Nimda assaults as many as 16 known vulnerabilities in both workstations (and clients) and servers running Windows 95/98/Me/NT/ 2000, even searching for holes created by previous notorious worms.
This intricate threat works by locating and infecting EXE (executable) files on a local computer, causing the worm to spread if the victimized user shares the files with other users. Next, Nimda gathers email addresses from the local computer’s email client (and local HTML files) and sends one email message to each address, complete with an attachment called Readme.exe. If the initial attempt is unsuccessful, the worm resends the infected email messages every 10 days. Depending on security settings, this attachment automatically runs on PCs using Microsoft Internet Explorer 5.5 SP1 or earlier (except Internet Explorer 5.01 SP2), thereby infecting the computer without user interaction. Otherwise, Nimda infects the computer if or when the user double-clicks the attachment.

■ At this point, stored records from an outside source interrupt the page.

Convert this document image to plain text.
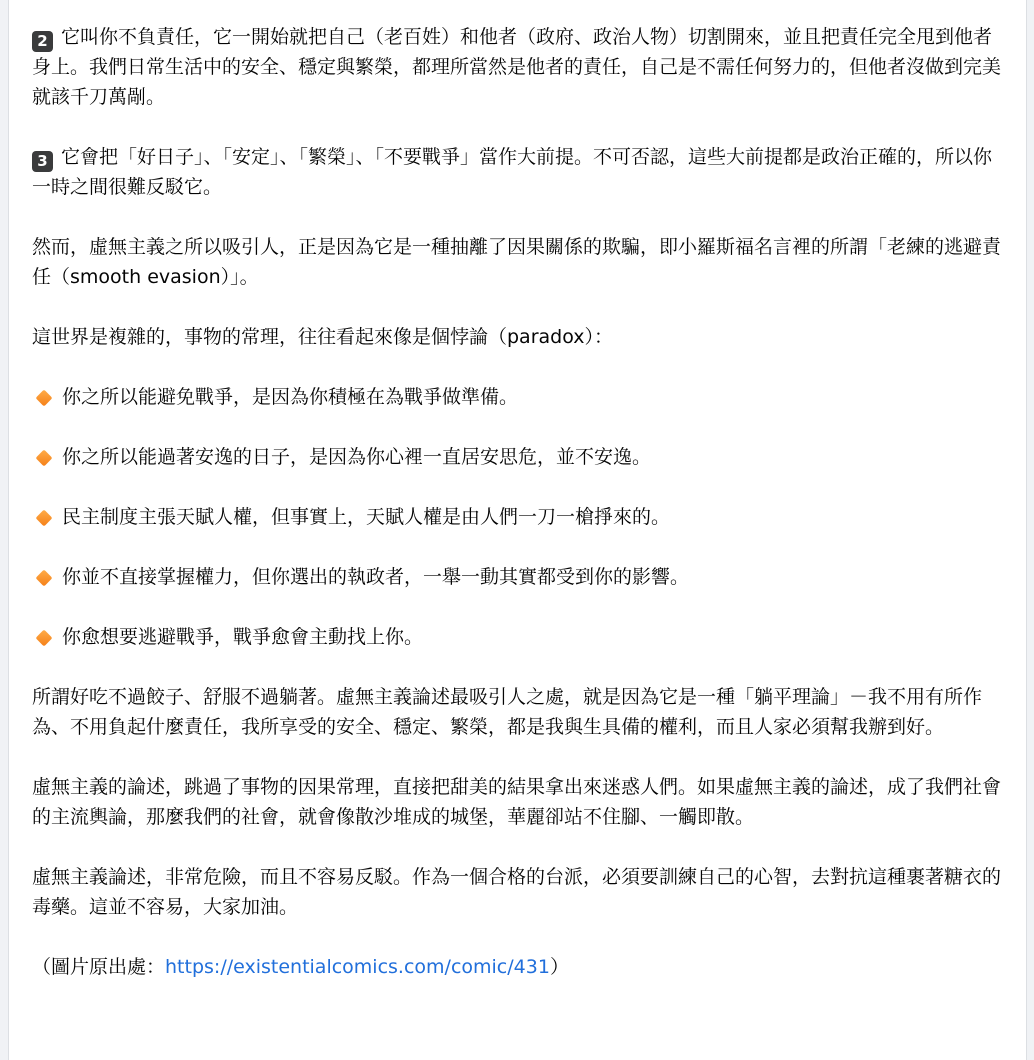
2 它叫你不負責任，它一開始就把自己（老百姓）和他者（政府、政治人物）切割開來，並且把責任完全甩到他者身上。我們日常生活中的安全、穩定與繁榮，都理所當然是他者的責任，自己是不需任何努力的，但他者沒做到完美就該千刀萬剮。

3 它會把「好日子」、「安定」、「繁榮」、「不要戰爭」當作大前提。不可否認，這些大前提都是政治正確的，所以你一時之間很難反駁它。

然而，虛無主義之所以吸引人，正是因為它是一種抽離了因果關係的欺騙，即小羅斯福名言裡的所謂「老練的逃避責任（smooth evasion）」。

這世界是複雜的，事物的常理，往往看起來像是個悖論（paradox）：

你之所以能避免戰爭，是因為你積極在為戰爭做準備。

你之所以能過著安逸的日子，是因為你心裡一直居安思危，並不安逸。

民主制度主張天賦人權，但事實上，天賦人權是由人們一刀一槍掙來的。

你並不直接掌握權力，但你選出的執政者，一舉一動其實都受到你的影響。

你愈想要逃避戰爭，戰爭愈會主動找上你。

所謂好吃不過餃子、舒服不過躺著。虛無主義論述最吸引人之處，就是因為它是一種「躺平理論」－我不用有所作為、不用負起什麼責任，我所享受的安全、穩定、繁榮，都是我與生具備的權利，而且人家必須幫我辦到好。

虛無主義的論述，跳過了事物的因果常理，直接把甜美的結果拿出來迷惑人們。如果虛無主義的論述，成了我們社會的主流輿論，那麼我們的社會，就會像散沙堆成的城堡，華麗卻站不住腳、一觸即散。

虛無主義論述，非常危險，而且不容易反駁。作為一個合格的台派，必須要訓練自己的心智，去對抗這種裹著糖衣的毒藥。這並不容易，大家加油。

（圖片原出處：https://existentialcomics.com/comic/431）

Nimda tweaks several Windows security settings and begins scanning online for vulnerable IIS servers, seeking backdoors created by Code Red II and the sadmind/IIS worm. If it’s successful in its search, the worm places its code on the servers. At this point, Nimda’s activity grows increasingly alarming, as it modifies random web pages with JavaScript code to infect any users who try to access the pages. Nimda also traverses local networks, seeking directories that allow file sharing with a Guest account and no password, and upon finding one, it inserts a system file that automatically infects DOC (document) and EML (email) files upon execution by any user.
According to CAIDA, Nimda infected 160,000 hosts at its peak and caused significant slowdowns across the Internet. Its most significant impact, however, was probably the panic caused by its ability to infect computers using a wide range of resources, some of which infected computers automatically. And because of Nimda’s multifaceted approach (if it failed to infect a system using one method, it tried another), it often avoided anti-virus software’s detection.
Nimda prompted a push for stricter computer security more than any other single virus, worm, or Trojan horse in recent memory, and that push continues—with Nimda entrenched firmly in system administrators’ memories.